EDİRNE (AA) - Kırkpınar'ın ilk akıncı pehlivanları yenişemeden can verdiği için "bitmeyen güreşin efsanesi" olarak anılan Tarihi Kırkpınar Yağlı Güreşleri, 658 yıllık vefa ve hürmet dolu bir organizasyonla gerçekleştirildi.
Kırkpınar'da bu yıl 2 bin 382 pehlivan mücadele etti. Burdur'dan Çanakkale'ye, Antalya'dan Tokat'a, Samsun'dan Ordu'ya yurdun dört bir yanında kar yerden kalktıktan kar yağıncaya kadar yüzlerce yağlı güreş organizasyonu yapılsa da "kulağı kırılan" her pehlivan gözünü Kırkpınar'a çeviriyor.
Kırkpınar hayaliyle yağlanan pehlivanların bu azmi efsanenin her yıl büyümesine neden oluyor. 667 yıllık Antalya Elmalı Güreşleri'nin daha eski olmasına rağmen Kırkpınar'ın havası bir başka.

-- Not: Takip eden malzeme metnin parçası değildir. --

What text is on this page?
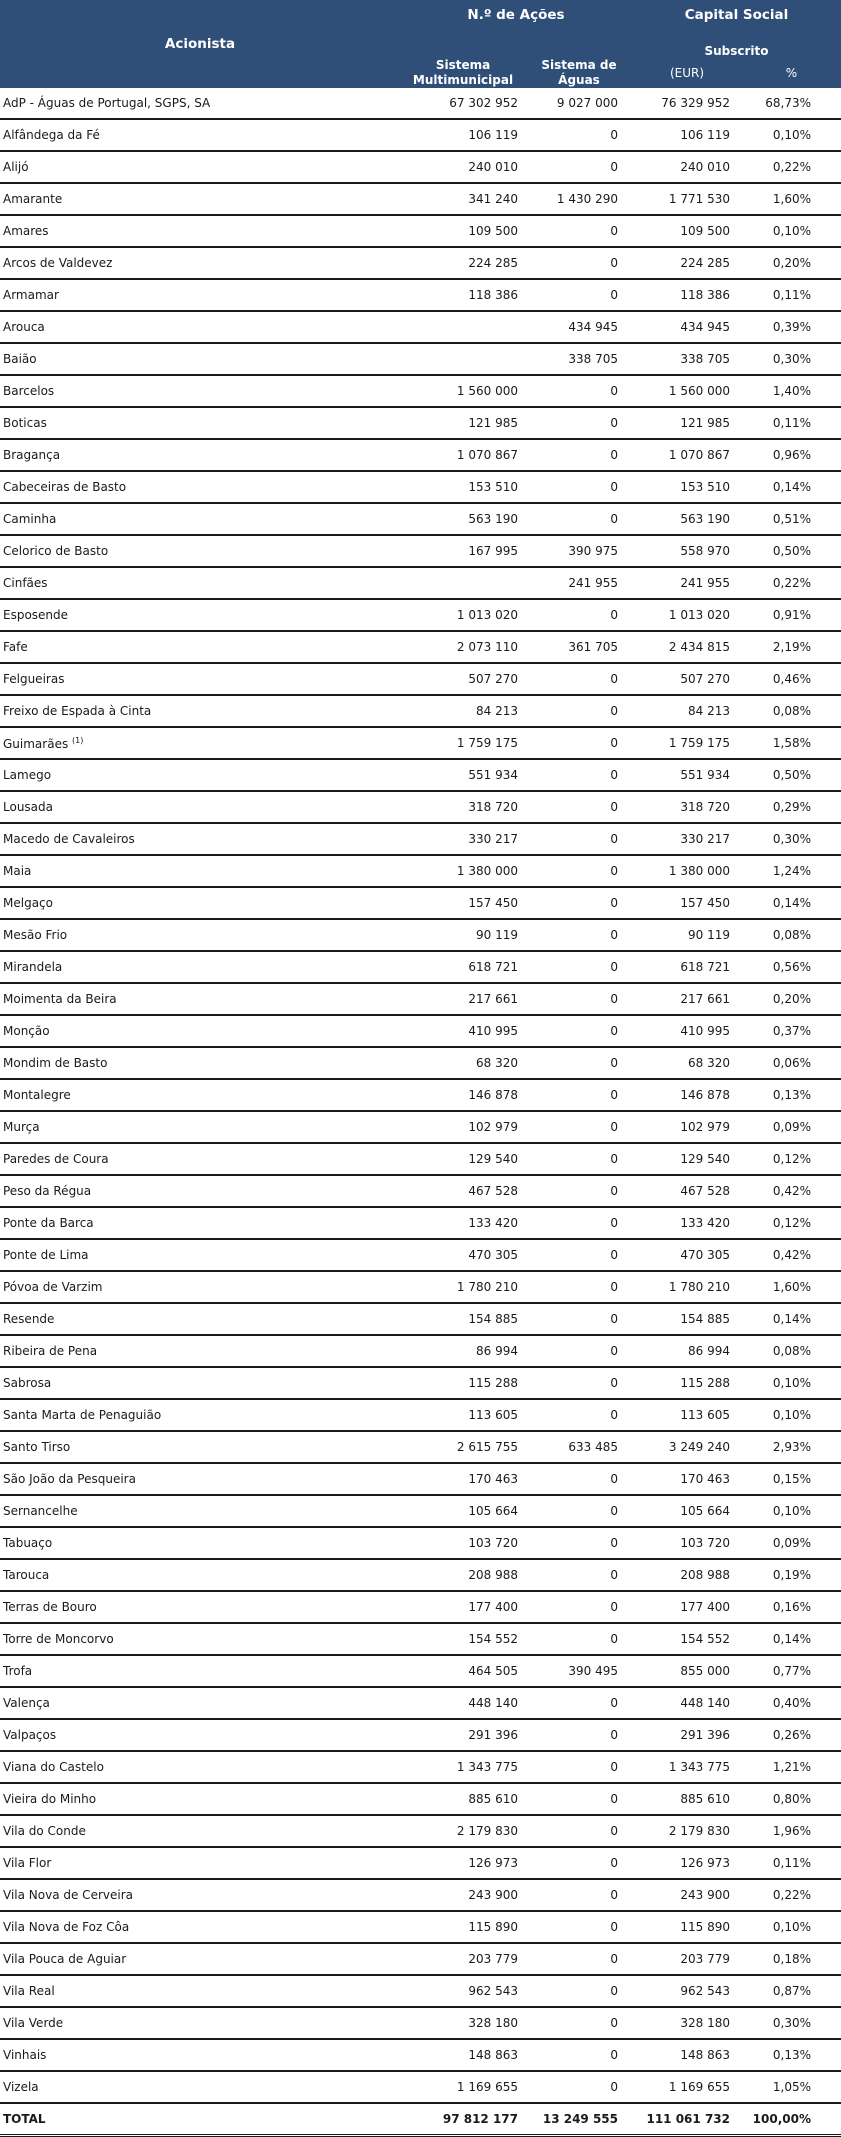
Acionista	N.º de Ações		Capital Social	
	Sistema Multimunicipal	Sistema de Águas	Subscrito	
			(EUR)	%
AdP - Águas de Portugal, SGPS, SA	67 302 952	9 027 000	76 329 952	68,73%
Alfândega da Fé	106 119	0	106 119	0,10%
Alijó	240 010	0	240 010	0,22%
Amarante	341 240	1 430 290	1 771 530	1,60%
Amares	109 500	0	109 500	0,10%
Arcos de Valdevez	224 285	0	224 285	0,20%
Armamar	118 386	0	118 386	0,11%
Arouca		434 945	434 945	0,39%
Baião		338 705	338 705	0,30%
Barcelos	1 560 000	0	1 560 000	1,40%
Boticas	121 985	0	121 985	0,11%
Bragança	1 070 867	0	1 070 867	0,96%
Cabeceiras de Basto	153 510	0	153 510	0,14%
Caminha	563 190	0	563 190	0,51%
Celorico de Basto	167 995	390 975	558 970	0,50%
Cinfães		241 955	241 955	0,22%
Esposende	1 013 020	0	1 013 020	0,91%
Fafe	2 073 110	361 705	2 434 815	2,19%
Felgueiras	507 270	0	507 270	0,46%
Freixo de Espada à Cinta	84 213	0	84 213	0,08%
Guimarães $^{(1)}$	1 759 175	0	1 759 175	1,58%
Lamego	551 934	0	551 934	0,50%
Lousada	318 720	0	318 720	0,29%
Macedo de Cavaleiros	330 217	0	330 217	0,30%
Maia	1 380 000	0	1 380 000	1,24%
Melgaço	157 450	0	157 450	0,14%
Mesão Frio	90 119	0	90 119	0,08%
Mirandela	618 721	0	618 721	0,56%
Moimenta da Beira	217 661	0	217 661	0,20%
Monção	410 995	0	410 995	0,37%
Mondim de Basto	68 320	0	68 320	0,06%
Montalegre	146 878	0	146 878	0,13%
Murça	102 979	0	102 979	0,09%
Paredes de Coura	129 540	0	129 540	0,12%
Peso da Régua	467 528	0	467 528	0,42%
Ponte da Barca	133 420	0	133 420	0,12%
Ponte de Lima	470 305	0	470 305	0,42%
Póvoa de Varzim	1 780 210	0	1 780 210	1,60%
Resende	154 885	0	154 885	0,14%
Ribeira de Pena	86 994	0	86 994	0,08%
Sabrosa	115 288	0	115 288	0,10%
Santa Marta de Penaguião	113 605	0	113 605	0,10%
Santo Tirso	2 615 755	633 485	3 249 240	2,93%
São João da Pesqueira	170 463	0	170 463	0,15%
Sernancelhe	105 664	0	105 664	0,10%
Tabuaço	103 720	0	103 720	0,09%
Tarouca	208 988	0	208 988	0,19%
Terras de Bouro	177 400	0	177 400	0,16%
Torre de Moncorvo	154 552	0	154 552	0,14%
Trofa	464 505	390 495	855 000	0,77%
Valença	448 140	0	448 140	0,40%
Valpaços	291 396	0	291 396	0,26%
Viana do Castelo	1 343 775	0	1 343 775	1,21%
Vieira do Minho	885 610	0	885 610	0,80%
Vila do Conde	2 179 830	0	2 179 830	1,96%
Vila Flor	126 973	0	126 973	0,11%
Vila Nova de Cerveira	243 900	0	243 900	0,22%
Vila Nova de Foz Côa	115 890	0	115 890	0,10%
Vila Pouca de Aguiar	203 779	0	203 779	0,18%
Vila Real	962 543	0	962 543	0,87%
Vila Verde	328 180	0	328 180	0,30%
Vinhais	148 863	0	148 863	0,13%
Vizela	1 169 655	0	1 169 655	1,05%
TOTAL	97 812 177	13 249 555	111 061 732	100,00%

Edirne Valisi Ekrem Canalp'in "Galibi belli olmayan bir güreşte can veren iki akıncıya vefa olarak doğan ve 658 yıldır devam eden tarihi güreşlerin, asırlardır süregelen gelenekleri, geleceğe taşınan değerleri ve ritüelleri, Kırkpınar efsanesini yaşatmaya devam etmektedir." dediği gibi güreşirken can veren iki kardeşe hürmeten her yıl büyüyen efsaneye ev sahipliği yapan Edirneli'de Kırkpınar günlerini "Edirne'nin düğünü" olarak niteleyerek verdiği değeri ortaya koyuyor.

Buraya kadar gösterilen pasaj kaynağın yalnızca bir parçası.